I think, from a security perspective, these restrictions are a reasonable minimum, and in fact quite permissive as in the end all that matters is that the container user cannot pretend to be root on the node host. Airbyte calls out to a lot of different places around the internet, so I'd argue that we should not take security lightly given the amount of IO going on here.

Hope that answers your question. As mentioned, I don't mind taking a stab at this, but I may need some assistance at some point to get the tests running properly as well as potentially adding some new ones to assert that the containers don't start as root by default. Where do we proceed from here?

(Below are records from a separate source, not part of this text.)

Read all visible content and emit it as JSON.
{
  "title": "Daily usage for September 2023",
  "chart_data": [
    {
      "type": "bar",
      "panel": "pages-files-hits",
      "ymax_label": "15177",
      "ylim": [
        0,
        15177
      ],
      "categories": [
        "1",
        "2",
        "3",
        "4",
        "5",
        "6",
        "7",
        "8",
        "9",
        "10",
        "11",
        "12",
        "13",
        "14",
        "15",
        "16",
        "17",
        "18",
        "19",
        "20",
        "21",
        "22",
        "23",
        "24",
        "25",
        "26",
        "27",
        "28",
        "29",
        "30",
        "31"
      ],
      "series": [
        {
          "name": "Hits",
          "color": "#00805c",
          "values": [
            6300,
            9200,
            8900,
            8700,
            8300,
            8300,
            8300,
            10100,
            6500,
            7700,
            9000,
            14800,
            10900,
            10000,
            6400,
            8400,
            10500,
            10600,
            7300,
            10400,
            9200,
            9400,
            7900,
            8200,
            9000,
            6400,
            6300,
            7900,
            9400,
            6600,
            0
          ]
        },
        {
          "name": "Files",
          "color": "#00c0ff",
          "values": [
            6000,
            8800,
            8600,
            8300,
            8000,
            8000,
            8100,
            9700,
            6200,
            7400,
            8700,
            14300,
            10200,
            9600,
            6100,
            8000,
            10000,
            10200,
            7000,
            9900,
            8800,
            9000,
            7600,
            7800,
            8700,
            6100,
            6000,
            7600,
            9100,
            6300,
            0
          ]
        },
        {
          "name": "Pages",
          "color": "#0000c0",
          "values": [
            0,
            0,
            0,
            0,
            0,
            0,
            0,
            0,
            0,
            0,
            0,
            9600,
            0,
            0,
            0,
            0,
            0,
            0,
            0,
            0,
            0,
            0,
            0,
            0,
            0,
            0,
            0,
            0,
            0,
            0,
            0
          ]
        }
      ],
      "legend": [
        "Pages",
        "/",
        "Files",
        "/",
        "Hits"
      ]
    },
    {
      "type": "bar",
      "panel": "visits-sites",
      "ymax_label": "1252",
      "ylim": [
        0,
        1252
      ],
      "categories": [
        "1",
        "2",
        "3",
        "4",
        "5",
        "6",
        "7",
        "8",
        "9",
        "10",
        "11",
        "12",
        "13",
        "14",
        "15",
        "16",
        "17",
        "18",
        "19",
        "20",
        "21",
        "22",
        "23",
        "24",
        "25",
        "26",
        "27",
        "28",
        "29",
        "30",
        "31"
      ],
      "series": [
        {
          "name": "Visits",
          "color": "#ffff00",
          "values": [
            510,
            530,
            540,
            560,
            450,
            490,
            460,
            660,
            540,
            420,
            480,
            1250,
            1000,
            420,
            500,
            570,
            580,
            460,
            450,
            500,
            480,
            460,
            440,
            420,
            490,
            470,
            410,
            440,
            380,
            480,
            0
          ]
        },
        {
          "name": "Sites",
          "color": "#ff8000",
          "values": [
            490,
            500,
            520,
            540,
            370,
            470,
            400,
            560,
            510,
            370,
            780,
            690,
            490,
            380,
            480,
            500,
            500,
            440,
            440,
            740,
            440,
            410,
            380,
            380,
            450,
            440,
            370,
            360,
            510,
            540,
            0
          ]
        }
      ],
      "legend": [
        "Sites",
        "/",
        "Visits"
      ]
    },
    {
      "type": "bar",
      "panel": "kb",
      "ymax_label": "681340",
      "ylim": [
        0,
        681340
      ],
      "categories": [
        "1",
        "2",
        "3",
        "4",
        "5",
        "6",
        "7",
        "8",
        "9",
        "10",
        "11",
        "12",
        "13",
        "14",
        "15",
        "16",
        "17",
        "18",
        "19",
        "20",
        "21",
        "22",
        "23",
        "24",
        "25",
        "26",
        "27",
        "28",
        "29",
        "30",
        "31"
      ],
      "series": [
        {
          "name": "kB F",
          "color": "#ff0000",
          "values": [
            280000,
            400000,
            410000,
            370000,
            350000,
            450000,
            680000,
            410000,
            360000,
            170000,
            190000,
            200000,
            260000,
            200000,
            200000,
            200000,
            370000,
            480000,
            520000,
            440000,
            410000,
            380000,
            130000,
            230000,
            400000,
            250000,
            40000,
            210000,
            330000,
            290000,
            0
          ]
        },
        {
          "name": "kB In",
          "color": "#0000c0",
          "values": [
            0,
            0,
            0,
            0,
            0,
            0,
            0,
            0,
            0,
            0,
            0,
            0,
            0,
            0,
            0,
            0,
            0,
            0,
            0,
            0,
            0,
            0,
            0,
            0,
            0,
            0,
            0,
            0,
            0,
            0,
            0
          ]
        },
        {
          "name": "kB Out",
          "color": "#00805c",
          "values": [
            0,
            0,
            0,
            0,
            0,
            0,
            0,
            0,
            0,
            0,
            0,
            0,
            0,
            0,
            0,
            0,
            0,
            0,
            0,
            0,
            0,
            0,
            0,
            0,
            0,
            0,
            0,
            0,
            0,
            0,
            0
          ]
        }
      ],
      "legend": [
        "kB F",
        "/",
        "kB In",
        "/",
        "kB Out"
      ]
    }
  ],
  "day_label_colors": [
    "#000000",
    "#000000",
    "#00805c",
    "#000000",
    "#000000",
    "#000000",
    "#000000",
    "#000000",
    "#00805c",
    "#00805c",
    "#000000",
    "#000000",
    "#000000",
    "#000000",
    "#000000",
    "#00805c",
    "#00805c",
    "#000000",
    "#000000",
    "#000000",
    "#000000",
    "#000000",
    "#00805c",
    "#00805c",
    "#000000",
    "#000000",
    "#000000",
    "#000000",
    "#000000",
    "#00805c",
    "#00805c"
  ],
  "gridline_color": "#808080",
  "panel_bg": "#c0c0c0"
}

podsecuritypolicy.yaml ```yaml apiVersion: policy/v1beta1 kind: PodSecurityPolicy metadata: name: 90-ephemeral annotations: seccomp.security.alpha.kubernetes.io/allowedProfileNames: 'docker/default,runtime/default' apparmor.security.beta.kubernetes.io/allowedProfileNames: 'runtime/default' seccomp.security.alpha.kubernetes.io/defaultProfileName: 'runtime/default' apparmor.security.beta.kubernetes.io/defaultProfileName: 'runtime/default' spec: privileged: false # Required to prevent escalations to root. allowPrivilegeEscalation: false # This is redundant with non-root + disallow privilege escalation, # but we can provide it for defense in depth. requiredDropCapabilities: - ALL # Allow core volume types. volumes: - 'configMap' - 'emptyDir' - 'projected' - 'secret' - 'downwardAPI' hostNetwork: false hostIPC: false hostPID: false runAsUser: # Require the container to run without root privileges. rule: 'MustRunAs' # Generally, ranges can be found by browsing doing `egrep '?ID_(MIN|MAX)' /etc/login.defs` ranges: # Forbid adding the root group. - min: 1000 max: 65536 - min: 2 max: 65536 seLinux: # This policy assumes the nodes are using AppArmor rather than SELinux. rule: 'RunAsAny' supplementalGroups: rule: 'MustRunAs' ranges: # Forbid adding the root group. - min: 1000 max: 65536 - min: 2 max: 65536 fsGroup: rule: 'MustRunAs' ranges: # Forbid adding the root group. - min: 1000 max: 65536 - min: 2 max: 65536 readOnlyRootFilesystem: false ```
martimors commented 2 years ago

~Hi again! Sorry for the spam, but I've got some time to spend on this in the near future. I have a suggestion how to proceed:~ ~- Create a test that checks if the container is root when starting up~ ~- Make one of the containers (probably the server component?) run as non-root and run the entire test-suite against it~ ~- PR + feedback on the approach~

We ended up using Meltano for now. Still would like to see this be fixed in case we revisit this!

davinchia commented 1 week ago

@natikgadzhi @perangel I believe this is done. Can we close this?

davinchia commented 1 week ago

This is supported as of version 0.57.